Future work will therefore focus on regionally adaptive cutoff selection that accounts for latitudinal and regional variations in the mesoscale–submesoscale transition scale, localized covariance modeling in dynamically energetic regimes (such as the Kuroshio Extension, the Gulf Stream, and the Japan Trench region), stronger physics-aware learning strategies that couple sea level with vorticity, and broader regional validation using more diverse independent observations. These extensions will be important for assessing the framework in climate applications, ocean operational forecasting, future multi-mission product generation, and broader SWOT-related water-cycle, water-resource, and societal applications [31,32].

5. Conclusions

This study develops a scale-separated fusion framework for multi-mission satellite altimetry and SWOT observations.

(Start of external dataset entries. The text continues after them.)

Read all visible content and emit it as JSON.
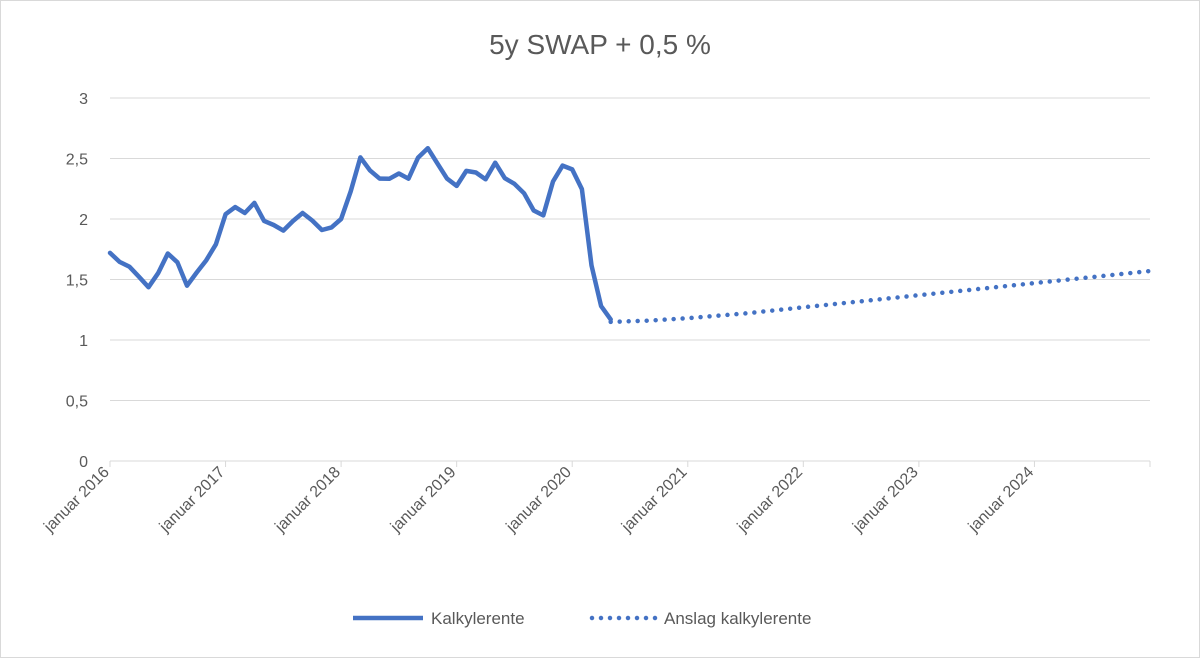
{
  "chart_data": {
    "type": "line",
    "title": "5y SWAP + 0,5 %",
    "xlabel": "",
    "ylabel": "",
    "ylim": [
      0,
      3
    ],
    "y_ticks": [
      "0",
      "0,5",
      "1",
      "1,5",
      "2",
      "2,5",
      "3"
    ],
    "x_tick_labels": [
      "januar 2016",
      "januar 2017",
      "januar 2018",
      "januar 2019",
      "januar 2020",
      "januar 2021",
      "januar 2022",
      "januar 2023",
      "januar 2024"
    ],
    "xlim": [
      "2016-01",
      "2025-01"
    ],
    "grid": "horizontal",
    "legend_position": "bottom",
    "series": [
      {
        "name": "Kalkylerente",
        "style": "solid",
        "color": "#4472C4",
        "x": [
          "2016-01",
          "2016-02",
          "2016-03",
          "2016-04",
          "2016-05",
          "2016-06",
          "2016-07",
          "2016-08",
          "2016-09",
          "2016-10",
          "2016-11",
          "2016-12",
          "2017-01",
          "2017-02",
          "2017-03",
          "2017-04",
          "2017-05",
          "2017-06",
          "2017-07",
          "2017-08",
          "2017-09",
          "2017-10",
          "2017-11",
          "2017-12",
          "2018-01",
          "2018-02",
          "2018-03",
          "2018-04",
          "2018-05",
          "2018-06",
          "2018-07",
          "2018-08",
          "2018-09",
          "2018-10",
          "2018-11",
          "2018-12",
          "2019-01",
          "2019-02",
          "2019-03",
          "2019-04",
          "2019-05",
          "2019-06",
          "2019-07",
          "2019-08",
          "2019-09",
          "2019-10",
          "2019-11",
          "2019-12",
          "2020-01",
          "2020-02",
          "2020-03",
          "2020-04",
          "2020-05"
        ],
        "y": [
          1.72,
          1.62,
          1.58,
          1.52,
          1.46,
          1.58,
          1.72,
          1.62,
          1.42,
          1.55,
          1.68,
          1.82,
          2.05,
          2.08,
          2.02,
          2.12,
          2.0,
          1.98,
          1.92,
          1.97,
          2.02,
          1.97,
          1.92,
          1.96,
          2.02,
          2.22,
          2.48,
          2.38,
          2.34,
          2.36,
          2.4,
          2.33,
          2.48,
          2.56,
          2.46,
          2.36,
          2.3,
          2.4,
          2.36,
          2.3,
          2.46,
          2.36,
          2.32,
          2.22,
          2.05,
          2.0,
          2.3,
          2.46,
          2.44,
          2.26,
          1.6,
          1.25,
          1.17
        ]
      },
      {
        "name": "Anslag kalkylerente",
        "style": "dotted",
        "color": "#4472C4",
        "x": [
          "2020-05",
          "2020-09",
          "2021-01",
          "2021-07",
          "2022-01",
          "2022-07",
          "2023-01",
          "2023-07",
          "2024-01",
          "2024-07",
          "2025-01"
        ],
        "y": [
          1.15,
          1.16,
          1.18,
          1.22,
          1.27,
          1.32,
          1.37,
          1.42,
          1.47,
          1.52,
          1.57
        ]
      }
    ]
  }
}
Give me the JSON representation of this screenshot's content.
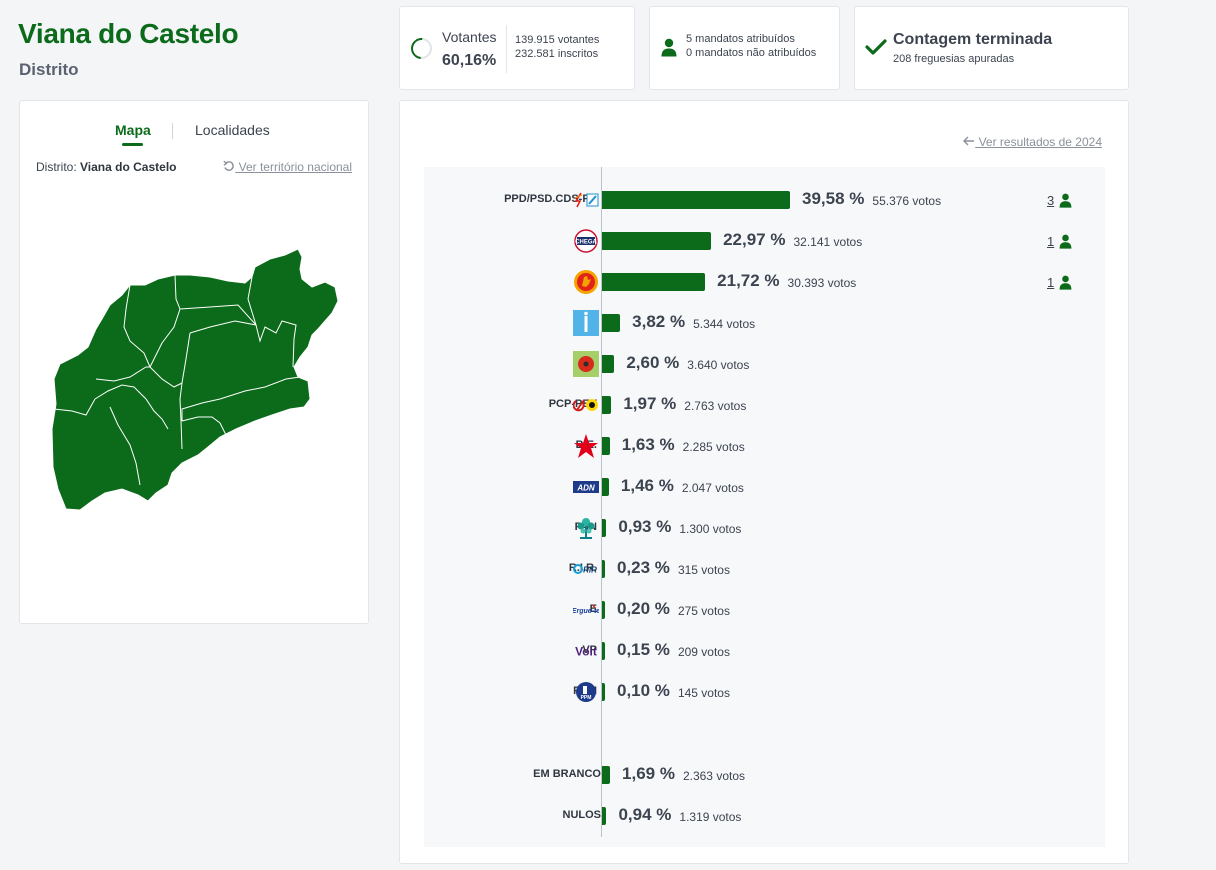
{
  "header": {
    "title": "Viana do Castelo",
    "subtitle": "Distrito"
  },
  "stats": {
    "votes_label": "Votantes",
    "votes_pct": "60,16%",
    "voters": "139.915 votantes",
    "registered": "232.581 inscritos",
    "mandates_assigned": "5 mandatos atribuídos",
    "mandates_unassigned": "0 mandatos não atribuídos",
    "count_title": "Contagem terminada",
    "count_sub": "208 freguesias apuradas"
  },
  "map_panel": {
    "tab_map": "Mapa",
    "tab_localities": "Localidades",
    "district_label": "Distrito:",
    "district_name": "Viana do Castelo",
    "national_link": "Ver território nacional",
    "map_color": "#0b6b1a"
  },
  "results": {
    "previous_link": "Ver resultados de 2024",
    "parties": [
      {
        "name": "PPD/PSD.CDS-PP",
        "pct_value": 39.58,
        "pct": "39,58 %",
        "votes": "55.376 votos",
        "seats": "3",
        "logo": "psd-cds-logo"
      },
      {
        "name": "CH",
        "pct_value": 22.97,
        "pct": "22,97 %",
        "votes": "32.141 votos",
        "seats": "1",
        "logo": "chega-logo"
      },
      {
        "name": "PS",
        "pct_value": 21.72,
        "pct": "21,72 %",
        "votes": "30.393 votos",
        "seats": "1",
        "logo": "ps-logo"
      },
      {
        "name": "IL",
        "pct_value": 3.82,
        "pct": "3,82 %",
        "votes": "5.344 votos",
        "seats": "",
        "logo": "il-logo"
      },
      {
        "name": "L",
        "pct_value": 2.6,
        "pct": "2,60 %",
        "votes": "3.640 votos",
        "seats": "",
        "logo": "livre-logo"
      },
      {
        "name": "PCP-PEV",
        "pct_value": 1.97,
        "pct": "1,97 %",
        "votes": "2.763 votos",
        "seats": "",
        "logo": "pcp-pev-logo"
      },
      {
        "name": "B.E.",
        "pct_value": 1.63,
        "pct": "1,63 %",
        "votes": "2.285 votos",
        "seats": "",
        "logo": "be-logo"
      },
      {
        "name": "ADN",
        "pct_value": 1.46,
        "pct": "1,46 %",
        "votes": "2.047 votos",
        "seats": "",
        "logo": "adn-logo"
      },
      {
        "name": "PAN",
        "pct_value": 0.93,
        "pct": "0,93 %",
        "votes": "1.300 votos",
        "seats": "",
        "logo": "pan-logo"
      },
      {
        "name": "R.I.R.",
        "pct_value": 0.23,
        "pct": "0,23 %",
        "votes": "315 votos",
        "seats": "",
        "logo": "rir-logo"
      },
      {
        "name": "E",
        "pct_value": 0.2,
        "pct": "0,20 %",
        "votes": "275 votos",
        "seats": "",
        "logo": "ergue-te-logo"
      },
      {
        "name": "VP",
        "pct_value": 0.15,
        "pct": "0,15 %",
        "votes": "209 votos",
        "seats": "",
        "logo": "volt-logo"
      },
      {
        "name": "PPM",
        "pct_value": 0.1,
        "pct": "0,10 %",
        "votes": "145 votos",
        "seats": "",
        "logo": "ppm-logo"
      }
    ],
    "others": [
      {
        "name": "EM BRANCO",
        "pct_value": 1.69,
        "pct": "1,69 %",
        "votes": "2.363 votos"
      },
      {
        "name": "NULOS",
        "pct_value": 0.94,
        "pct": "0,94 %",
        "votes": "1.319 votos"
      }
    ],
    "logo_text": {
      "chega": "CHEGA",
      "adn": "ADN",
      "rir": "RIR",
      "ergue": "Ergue-te",
      "volt": "Volt",
      "ppm": "PPM"
    },
    "bar_color": "#0b6b1a"
  }
}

In this framework, the SWOT-informed signal is decomposed prior to reconstruction, the large-scale component is estimated using adaptive optimal interpolation, and the short-wavelength component is recovered in a separate physically regularized branch before the components are recombined on a common 0.08° × 0.08° grid. The framework is designed to reduce scale mixing when dense SWOT observations are integrated with conventional nadir-altimeter measurements.

The results demonstrate the practical value of this design. Spectral diagnostics indicate that the decomposition preserves energy and effectively isolates the target scales. Annual comparison with AVISO/CMEMS shows that the fused product retains the expected large-scale circulation background, and sample-independent validation against Jason-3 indicates stable overall accuracy at the 4.9–5.0 cm level. Meanwhile, fine-scale improvements are demonstrated through two representative regional cases, where comparisons with a conventional unified fusion baseline show improved recovery of organized short-wavelength variability in both the Kuroshio Extension and the Scotia Sea. Two specific technical contributions of this work are: (i) a reproducible scale-separated workflow that decouples large-scale OI mapping from learning-based fine-scale reconstruction, allowing each component to be treated with scale-appropriate methods under distinct statistical assumptions; and (ii) a physically regularized loss formulation that jointly constrains SLA spatial gradients and Laplacian smoothness to suppress nonphysical artifacts during sub-80 km enhancement. Taken together, these results support scale-separated, physically regularized fusion as a promising approach for SWOT-informed high-resolution SLA mapping, while broader regional validation remains necessary to further assess its generality.